Before cellular networks could even come close to providing high speed data. Before Color LCD and OLED screens were even close to being usable, much less common. Before touch screens were viable… Apple already had an idea of how these technologies would come together and change computing.
Considering the fine gadgets they’ve provided us with today, some people might not find this so amazing. But the interesting twist is this vision wasn’t dreamed up by Steve Jobs.
The year was 1987, and Jobs had actually been ousted by his own corporate board at Apple. At the helm was John Sculley, an individual Jobs had recruited to Apple from PepsiCo, ultimately clashed with, and ended up losing a battle for control of the company to. Unfortunately, Sculley didn’t turn out to be the management wunderkind the board believed him to be: his reign started a dark era at Apple where internal politics, aimless development projects and screwed up product lines may have nearly sent the company into bankruptcy.
And talk about narcissism! If you think Steve Jobs is eccentric, consider that Sculley wrote an autobiography, then made Apple buy a copy for every employee, to promote “excellence.”
But, one concept he DID come up with in 1987, and should probably at least get a little bit of credit for, is this tablet-like device… with a touch screen, integrated video conferencing and messaging, and access to a vast network of data that allows a user to search and retrieve all kinds of information.

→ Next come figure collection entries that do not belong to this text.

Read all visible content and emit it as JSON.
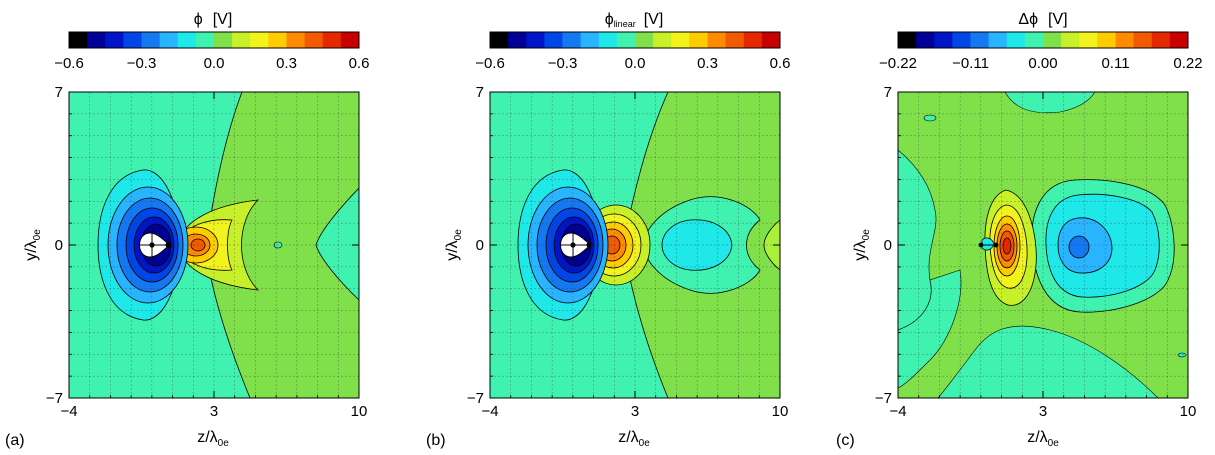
{
  "chart_data": [
    {
      "type": "heatmap",
      "panel_label": "(a)",
      "colorbar": {
        "title": "ϕ",
        "unit": "[V]",
        "min": -0.6,
        "max": 0.6,
        "ticks": [
          "−0.6",
          "−0.3",
          "0.0",
          "0.3",
          "0.6"
        ]
      },
      "xlabel": "z/λ",
      "xlabel_sub": "0e",
      "ylabel": "y/λ",
      "ylabel_sub": "0e",
      "x_ticks": [
        "−4",
        "3",
        "10"
      ],
      "y_ticks": [
        "7",
        "0",
        "−7"
      ],
      "xlim": [
        -4,
        10
      ],
      "ylim": [
        -7,
        7
      ],
      "grid": true,
      "features": [
        {
          "type": "negative well",
          "z": -0.8,
          "y": 0,
          "peak": -0.6
        },
        {
          "type": "positive lobe",
          "z": 2.4,
          "y": 0,
          "peak": 0.33
        },
        {
          "type": "weak positive wake",
          "z": 7.5,
          "y": 0,
          "peak": 0.04
        }
      ]
    },
    {
      "type": "heatmap",
      "panel_label": "(b)",
      "colorbar": {
        "title": "ϕ",
        "title_sub": "linear",
        "unit": "[V]",
        "min": -0.6,
        "max": 0.6,
        "ticks": [
          "−0.6",
          "−0.3",
          "0.0",
          "0.3",
          "0.6"
        ]
      },
      "xlabel": "z/λ",
      "xlabel_sub": "0e",
      "ylabel": "y/λ",
      "ylabel_sub": "0e",
      "x_ticks": [
        "−4",
        "3",
        "10"
      ],
      "y_ticks": [
        "7",
        "0",
        "−7"
      ],
      "xlim": [
        -4,
        10
      ],
      "ylim": [
        -7,
        7
      ],
      "grid": true,
      "features": [
        {
          "type": "negative well",
          "z": -0.8,
          "y": 0,
          "peak": -0.6
        },
        {
          "type": "positive lobe",
          "z": 2.2,
          "y": 0,
          "peak": 0.45
        },
        {
          "type": "negative trough",
          "z": 5.8,
          "y": 0,
          "peak": -0.1
        },
        {
          "type": "positive wake",
          "z": 9.5,
          "y": 0,
          "peak": 0.05
        }
      ]
    },
    {
      "type": "heatmap",
      "panel_label": "(c)",
      "colorbar": {
        "title": "Δϕ",
        "unit": "[V]",
        "min": -0.22,
        "max": 0.22,
        "ticks": [
          "−0.22",
          "−0.11",
          "0.00",
          "0.11",
          "0.22"
        ]
      },
      "xlabel": "z/λ",
      "xlabel_sub": "0e",
      "ylabel": "y/λ",
      "ylabel_sub": "0e",
      "x_ticks": [
        "−4",
        "3",
        "10"
      ],
      "y_ticks": [
        "7",
        "0",
        "−7"
      ],
      "xlim": [
        -4,
        10
      ],
      "ylim": [
        -7,
        7
      ],
      "grid": true,
      "features": [
        {
          "type": "positive lobe",
          "z": 1.0,
          "y": 0,
          "peak": 0.2
        },
        {
          "type": "negative trough",
          "z": 5.0,
          "y": 0,
          "peak": -0.13
        }
      ]
    }
  ]
}
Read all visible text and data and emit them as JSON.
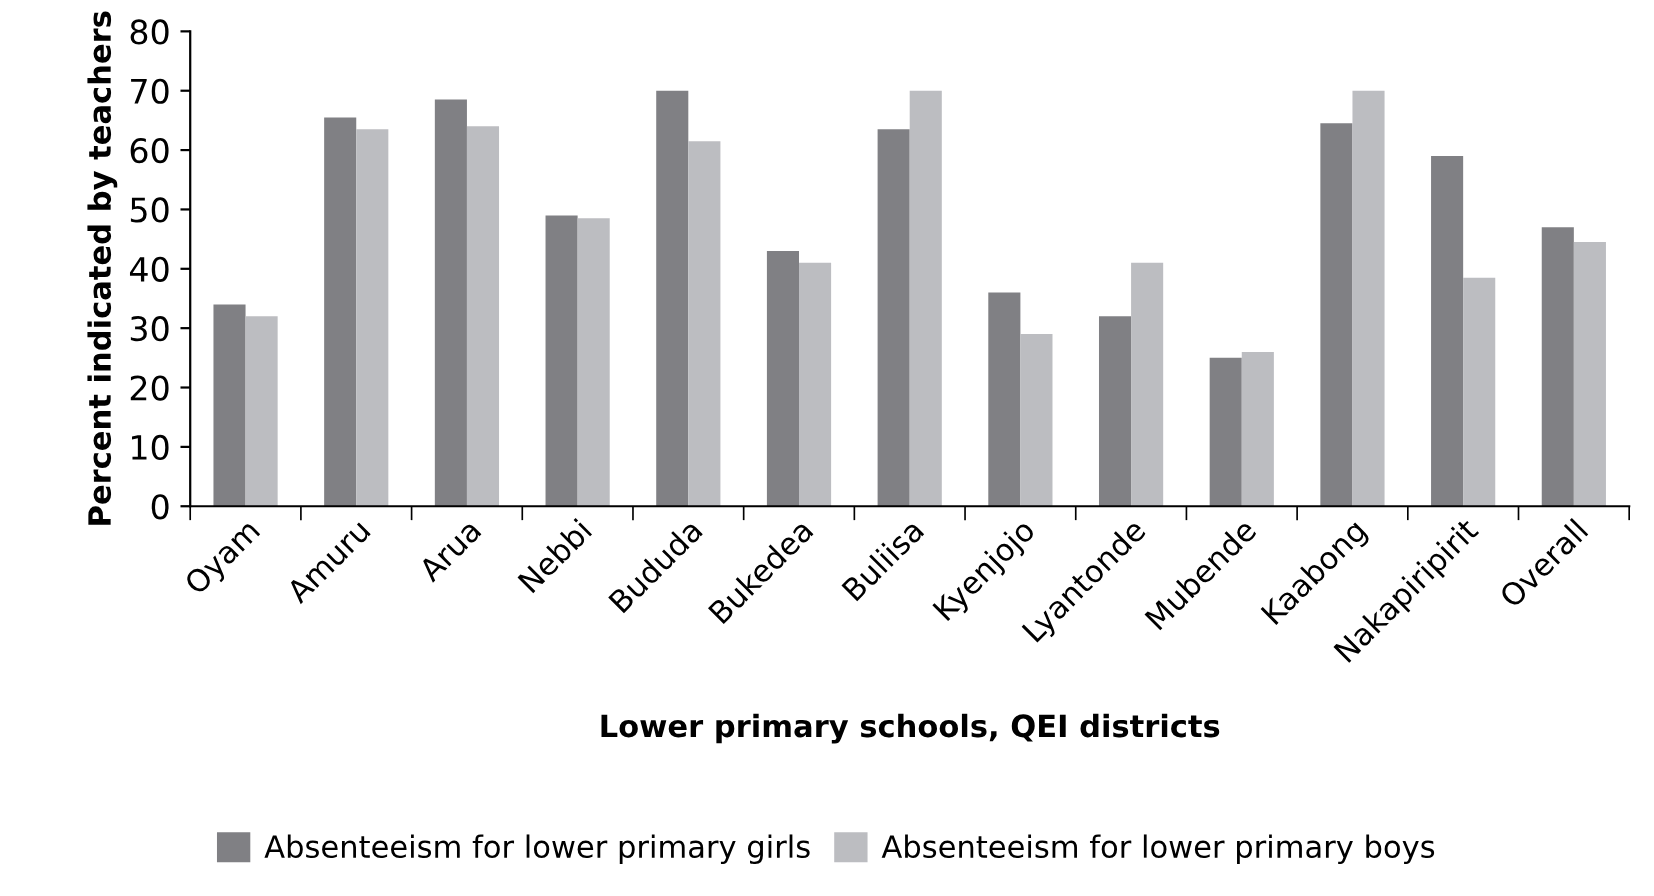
{
  "chart_data": {
    "type": "bar",
    "xlabel": "Lower primary schools, QEI districts",
    "ylabel": "Percent indicated by teachers",
    "categories": [
      "Oyam",
      "Amuru",
      "Arua",
      "Nebbi",
      "Bududa",
      "Bukedea",
      "Buliisa",
      "Kyenjojo",
      "Lyantonde",
      "Mubende",
      "Kaabong",
      "Nakapiripirit",
      "Overall"
    ],
    "series": [
      {
        "name": "Absenteeism for lower primary girls",
        "color": "#808084",
        "values": [
          34,
          65.5,
          68.5,
          49,
          70,
          43,
          63.5,
          36,
          32,
          25,
          64.5,
          59,
          47
        ]
      },
      {
        "name": "Absenteeism for lower primary boys",
        "color": "#bcbdc1",
        "values": [
          32,
          63.5,
          64,
          48.5,
          61.5,
          41,
          70,
          29,
          41,
          26,
          70,
          38.5,
          44.5
        ]
      }
    ],
    "ylim": [
      0,
      80
    ],
    "yticks": [
      0,
      10,
      20,
      30,
      40,
      50,
      60,
      70,
      80
    ],
    "grid": false,
    "legend": "bottom"
  }
}
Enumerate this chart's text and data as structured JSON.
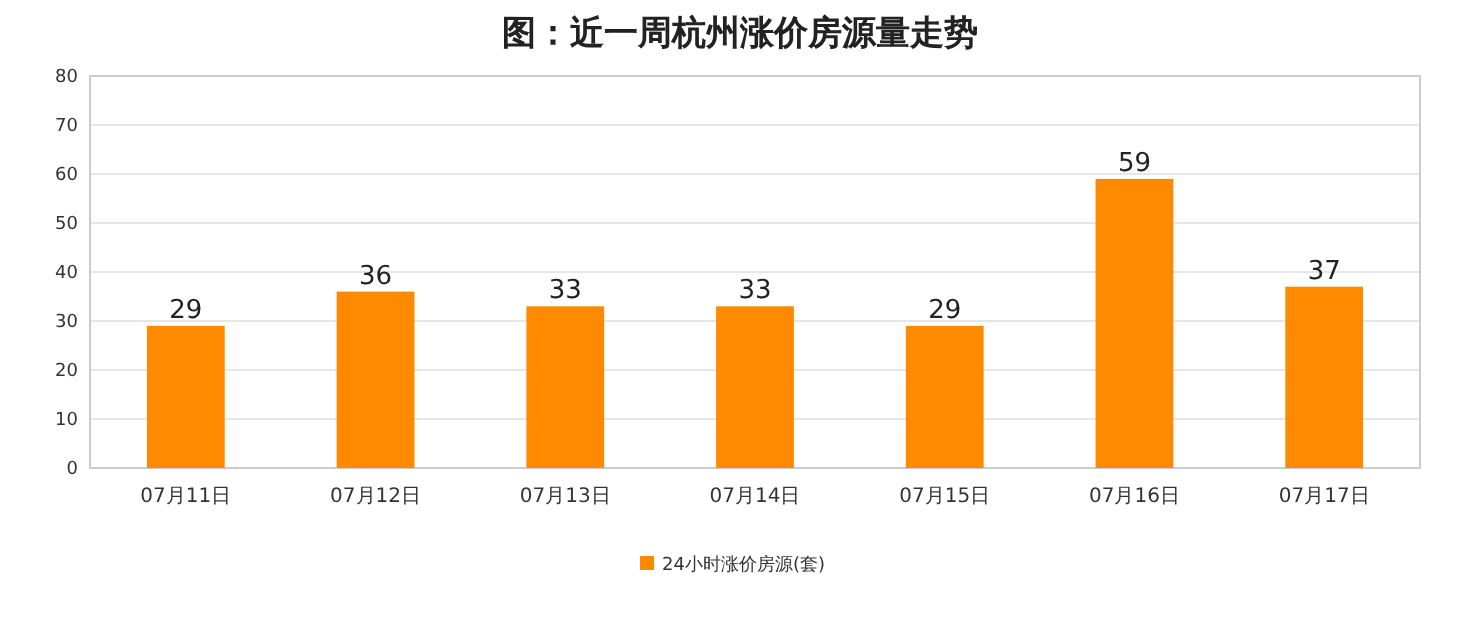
{
  "chart_data": {
    "type": "bar",
    "title": "图：近一周杭州涨价房源量走势",
    "categories": [
      "07月11日",
      "07月12日",
      "07月13日",
      "07月14日",
      "07月15日",
      "07月16日",
      "07月17日"
    ],
    "series": [
      {
        "name": "24小时涨价房源(套)",
        "color": "#ff8a00",
        "values": [
          29,
          36,
          33,
          33,
          29,
          59,
          37
        ]
      }
    ],
    "ylim": [
      0,
      80
    ],
    "yticks": [
      0,
      10,
      20,
      30,
      40,
      50,
      60,
      70,
      80
    ],
    "grid": "y",
    "legend": "bottom",
    "data_labels": true
  }
}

Unfortunately with Jobs gone, there was no “i” in Apple at the time, and so it lacked a catchy name. Instead, this concept had the very un-cool title “Knowledge Navigator.” And while no tech conpany could build it in 1987, Sculley figured it would be commonplace around 2010, and even produced a video to demonstrate what it might look like.
For the record: I’m actually glad that current technology didn’t quite evolve this way. I’d be totally annoyed if my iPhone had this priggish, smug bowtied “assistant” constantly nagging me about my appointments and phone calls. And I also noticed something… the professor keeps this thing on his desk, and the thought never crosses his mind that this highly compact device can be picked up and taken with him. I guess nobody’s perfect.